Molybdenum Fullerenes

A giant molecule made up of 132 molybdenum atoms
is reminiscent of a monster 'buckyball'

The Bielefeld chemist Achim Müller's research group attracted much attention in 1995 when they were able to make a giant molecular wheel from 154 molybdenum atoms. Their latest breakthrough is also made from molybdenum metal - this time in the form of a sphere of 132 atoms. But the spherical outer surface of the molecule hides an inner geometrical secret: an arrangement of 60 molybdenum atoms which closely resembles the structure of the known compound C60-fullerene, also known as the 'buckyball' or 'carbon football'. The researchers have called their molecule a 'Keplerate' following the ideas of the famous astronomer Kepler, who once described the orbits of the planets in terms of spherical paths.

The outer surface of the new 'superball' also looks suspiciously like that of a simple virus. "Nature really seems to be applying a general building principle in this case," Müller says - although the difference between the Bielefeld chemists' inorganic building blocks and the protein elements of viruses could hardly be greater.

Possibly Achim Müller and his co-workers were able to make the new molecule by mixing together molybdenum-containing components shaped like octahedra, but with five edges round the middle rather than four. The technical term for this arrangement is a 'pentagonal bipyramid.' Previously they had used only tetrahedra and octahedra, but the number five turns out to be very significant for the construction of spherical structures. For instance, the C60 molecule only has its football shape because its atomic frame consists of rings of five carbon atoms.

Once the building blocks were there, the 'super-fullerene' virtually made itself - when the reaction conditions were right. "It is very important to restrict the growth of the molecules at the right time," Müller says.
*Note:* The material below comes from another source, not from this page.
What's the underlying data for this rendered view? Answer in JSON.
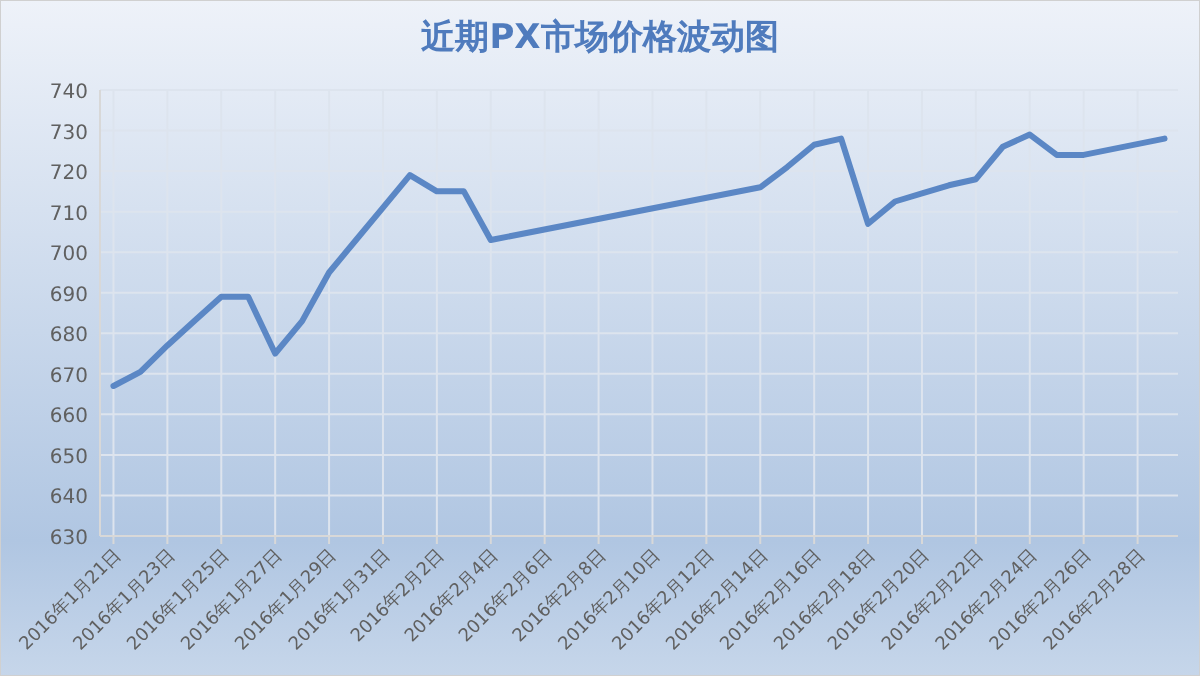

The chemists chose their molybdenum starting materials with this in mind: the final entities have oxygen atoms sticking out of their surfaces like spikes, which prevent larger aggregates from being formed. So what can be done with the monster fullerene? "Our sphere is hollow inside," comments Müller. "We might be able to cut a piece off one side to leave a molecule resembling a large shopping basket." Such a structure, for example, could be used to collect up smaller molecules.